Verklaart niet bewezen hetgeen de verdachte meer of anders is ten laste gelegd dan hierboven is bewezen verklaard en spreekt de verdachte daarvan vrij.
Verklaart het onder 2 primair bewezen verklaarde strafbaar en verklaart de verdachte strafbaar.
Veroordeelt de verdachte tot jeugddetentie voor de duur van
12 (twaalf) maanden.
Bepaalt dat een gedeelte van de jeugddetentie, groot
2 (twee) maanden, niet ten uitvoer zal worden gelegd, tenzij de rechter later anders mocht gelasten omdat de verdachte zich voor het einde van een proeftijd van
2 (twee) jarenaan een strafbaar feit heeft schuldig gemaakt of ten behoeve van het vaststellen van zijn identiteit geen medewerking heeft verleend aan het nemen van een of meer vingerafdrukken of geen identiteitsbewijs als bedoeld in artikel 1 van de Wet op de identificatieplicht ter inzage heeft aangeboden dan wel de hierna te noemen bijzondere voorwaarde niet heeft nageleefd.

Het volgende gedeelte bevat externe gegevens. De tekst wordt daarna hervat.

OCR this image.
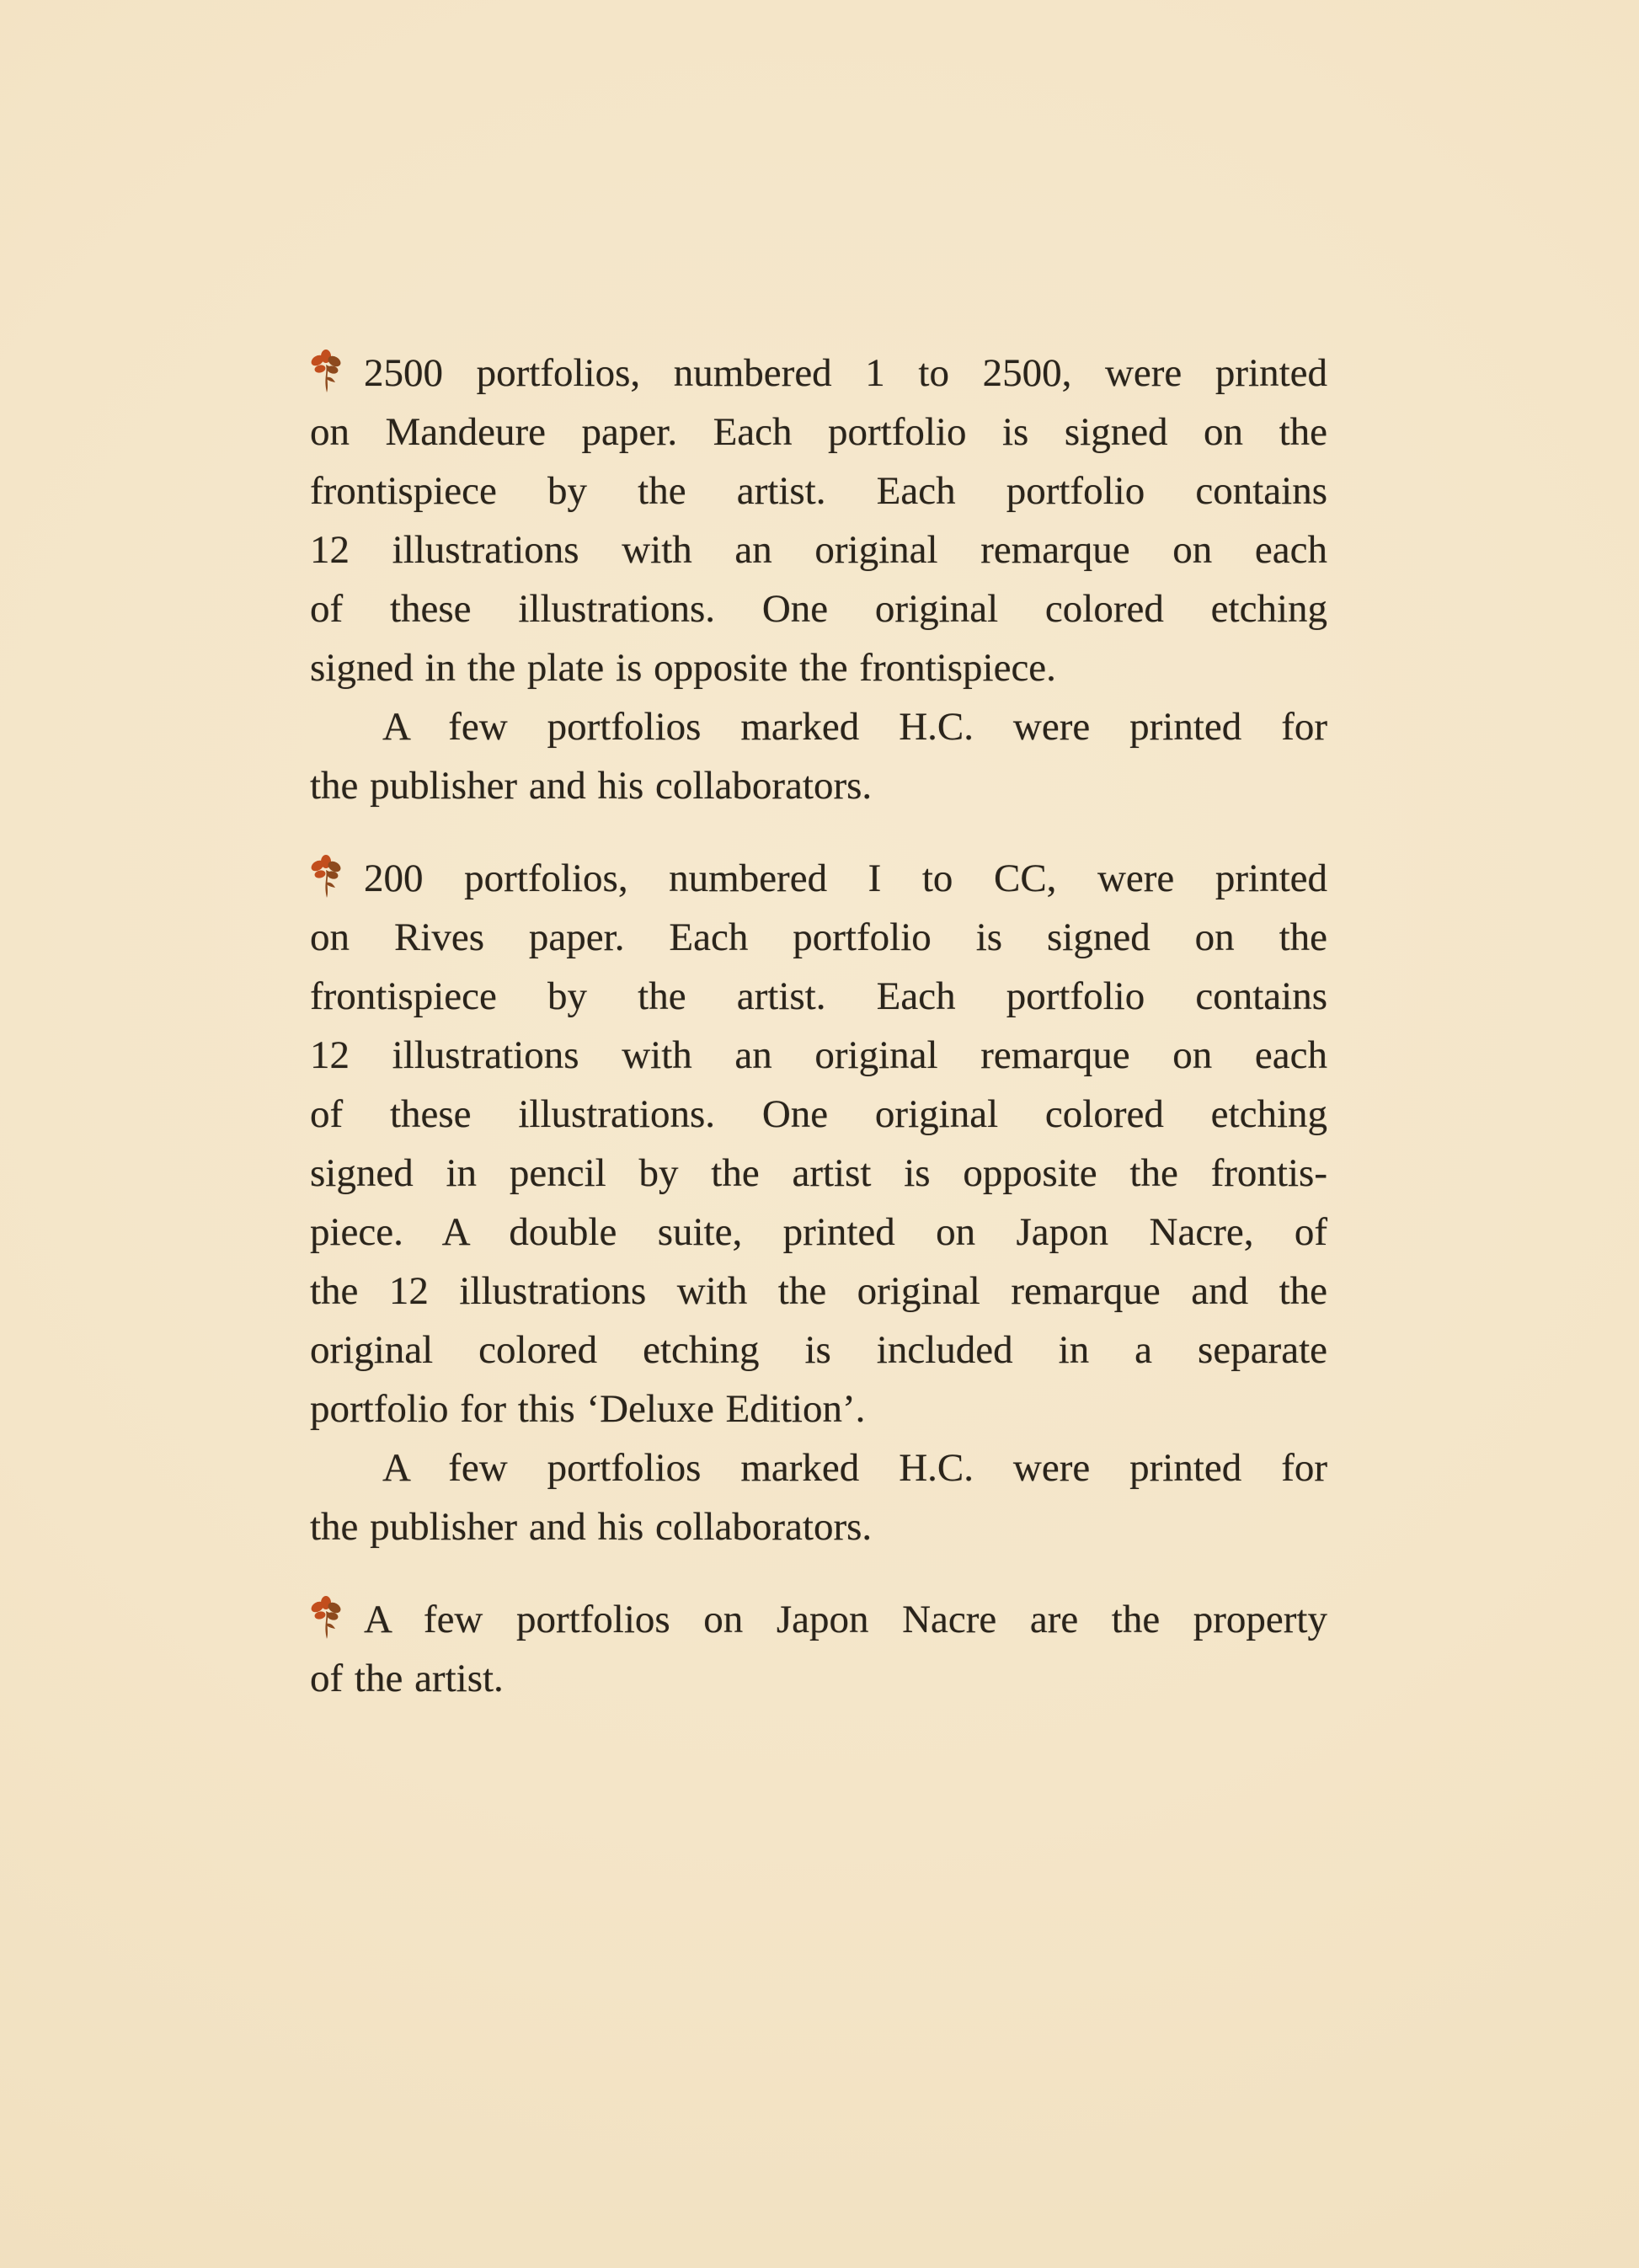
2500 portfolios, numbered 1 to 2500, were printed
on Mandeure paper. Each portfolio is signed on the
frontispiece by the artist. Each portfolio contains
12 illustrations with an original remarque on each
of these illustrations. One original colored etching
signed in the plate is opposite the frontispiece.
A few portfolios marked H.C. were printed for
the publisher and his collaborators.
200 portfolios, numbered I to CC, were printed
on Rives paper. Each portfolio is signed on the
frontispiece by the artist. Each portfolio contains
12 illustrations with an original remarque on each
of these illustrations. One original colored etching
signed in pencil by the artist is opposite the frontis-
piece. A double suite, printed on Japon Nacre, of
the 12 illustrations with the original remarque and the
original colored etching is included in a separate
portfolio for this ‘Deluxe Edition’.
A few portfolios marked H.C. were printed for
the publisher and his collaborators.
A few portfolios on Japon Nacre are the property
of the artist.
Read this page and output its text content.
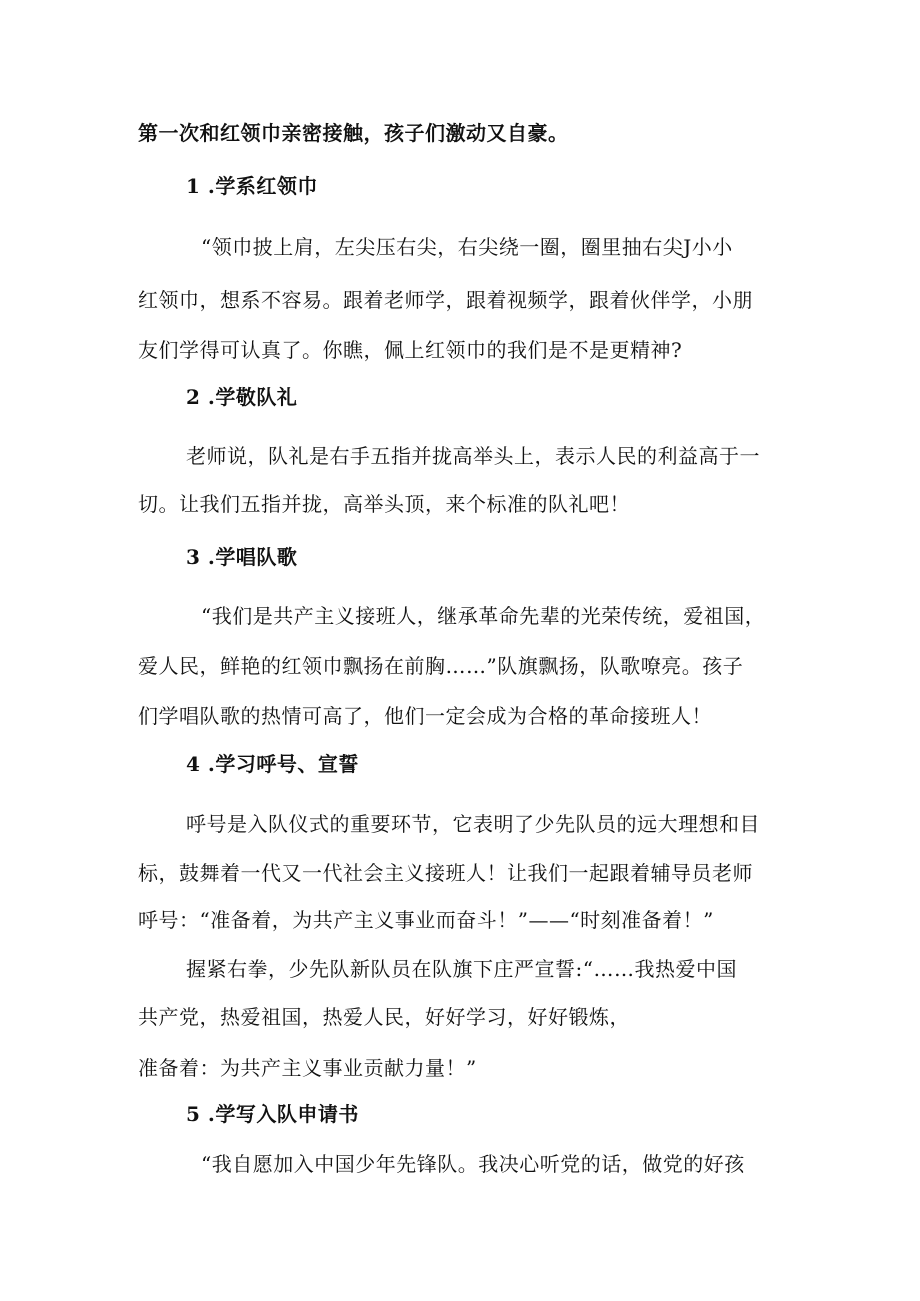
第一次和红领巾亲密接触，孩子们激动又自豪。
1 .学系红领巾
“领巾披上肩，左尖压右尖，右尖绕一圈，圈里抽右尖J小小
红领巾，想系不容易。跟着老师学，跟着视频学，跟着伙伴学，小朋
友们学得可认真了。你瞧，佩上红领巾的我们是不是更精神?
2 .学敬队礼
老师说，队礼是右手五指并拢高举头上，表示人民的利益高于一
切。让我们五指并拢，高举头顶，来个标准的队礼吧！
3 .学唱队歌
“我们是共产主义接班人，继承革命先辈的光荣传统，爱祖国，
爱人民，鲜艳的红领巾飘扬在前胸……”队旗飘扬，队歌嘹亮。孩子
们学唱队歌的热情可高了，他们一定会成为合格的革命接班人！
4 .学习呼号、宣誓
呼号是入队仪式的重要环节，它表明了少先队员的远大理想和目
标，鼓舞着一代又一代社会主义接班人！让我们一起跟着辅导员老师
呼号：“准备着，为共产主义事业而奋斗！”——“时刻准备着！”
握紧右拳，少先队新队员在队旗下庄严宣誓:“……我热爱中国
共产党，热爱祖国，热爱人民，好好学习，好好锻炼，
准备着：为共产主义事业贡献力量！”
5 .学写入队申请书
“我自愿加入中国少年先锋队。我决心听党的话，做党的好孩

Stelt als bijzondere voorwaarde dat de verdachte zich gedurende de volledige proeftijd stelt onder toezicht van Bureau Jeugdzorg te Rotterdam en zich zal gedragen naar de voorschriften en aanwijzingen, door of namens deze instelling te geven, ook indien dit inhoudt deelname aan de gedragsinterventie Tools4U Plus.
Geeft deze instelling opdracht de verdachte bij de naleving van de opgelegde voorwaarde hulp en steun te verlenen.
Beveelt dat de tijd die door de verdachte vóór de tenuitvoerlegging van deze uitspraak in enige in artikel 27, eerste lid, of artikel 27a van het Wetboek van Strafrecht bedoelde vorm van voorarrest is doorgebracht, bij de uitvoering van de opgelegde jeugddetentie in mindering zal worden gebracht, voor zover die tijd niet reeds op een andere straf in mindering is gebracht.
Dit arrest is gewezen door mr. J.A.C. Bartels,
mr. C.P.E.M. Fonteijn-Van der Meulen en mr. I.M. Abels, in bijzijn van de griffier mr. S.S. Mangal.
Het is uitgesproken op de openbare terechtzitting van het hof van 8 juli 2014.
Mr. I.M. Abels is buiten staat dit arrest te ondertekenen.